Employees were forced out without a single show-cause notice, no explanation, no inquiry. No termination letters were issued. Instead, the bank simply disabled their system access and manipulated internal records to show these exits as “voluntary abandonment.” Behind these digital cover-ups were real people—individuals with families, dreams, and loans—discarded like data points.

These mass terminations were not only unethical; they were blatantly illegal. They violated several Indian laws, including the Industrial Disputes Act, 1947, the Shops & Establishment Acts, and even provisions of the Companies Act, 2013. Regulatory compliance norms set by the RBI and disclosure obligations under SEBI's LODR regulations were outright ignored. Despite the sheer scale—over 780 documented cases—there was no public disclosure, no media outcry, and no intervention from governing bodies.

This isn’t just bad HR practice. This is a scam in disguise—a scam against labour laws, against transparency, and against the Indian people. It mirrors the same mindset that allowed ₹4.58 crore to vanish unnoticed. Whether it’s customer money or employee rights, ICICI Bank seems to operate under a code of silence, cover-ups, and systemic evasion. The financial fraud in Kota and the mass terminations are two sides of the same coin—both pointing to a culture that puts reputation above ethics, and profit above people.

Families have been destroyed. Employees have spiraled into depression. Suicides have been reported.
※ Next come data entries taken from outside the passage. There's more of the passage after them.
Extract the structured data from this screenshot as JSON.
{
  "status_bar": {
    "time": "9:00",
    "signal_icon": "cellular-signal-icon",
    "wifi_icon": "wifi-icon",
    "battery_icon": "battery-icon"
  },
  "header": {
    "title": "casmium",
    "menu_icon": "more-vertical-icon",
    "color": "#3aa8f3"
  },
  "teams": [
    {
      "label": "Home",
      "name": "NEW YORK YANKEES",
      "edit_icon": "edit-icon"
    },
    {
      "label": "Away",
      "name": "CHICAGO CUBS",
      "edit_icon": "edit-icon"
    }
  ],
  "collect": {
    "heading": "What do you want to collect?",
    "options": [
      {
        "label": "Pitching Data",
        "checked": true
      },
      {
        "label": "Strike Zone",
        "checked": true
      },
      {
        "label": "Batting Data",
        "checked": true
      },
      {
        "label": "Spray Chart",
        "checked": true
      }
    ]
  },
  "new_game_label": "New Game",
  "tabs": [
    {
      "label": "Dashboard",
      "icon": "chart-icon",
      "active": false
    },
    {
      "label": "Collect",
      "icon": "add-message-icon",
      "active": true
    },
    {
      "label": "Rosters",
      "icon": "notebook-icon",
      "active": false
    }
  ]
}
And yet, ICICI Bank maintains its polished PR front, bolstered by elite lobbying and silence from those in power. What’s unfolding is not just corporate mismanagement—it is exploitation on a national scale.

This is a call for justice, not just for the 41 customers affected by the fixed deposit scam, but for every employee wrongfully terminated, every voice silenced, every career erased. We demand immediate intervention by the Reserve Bank of India, SEBI, the Ministry of Labour and Employment, and the National Human Rights Commission. The time for silence has passed. It’s time for accountability.

If this can happen in India’s second-largest private sector bank, it can happen anywhere. ICICI Bank’s scam culture must be dismantled—before more lives, more money, and more trust is lost forever.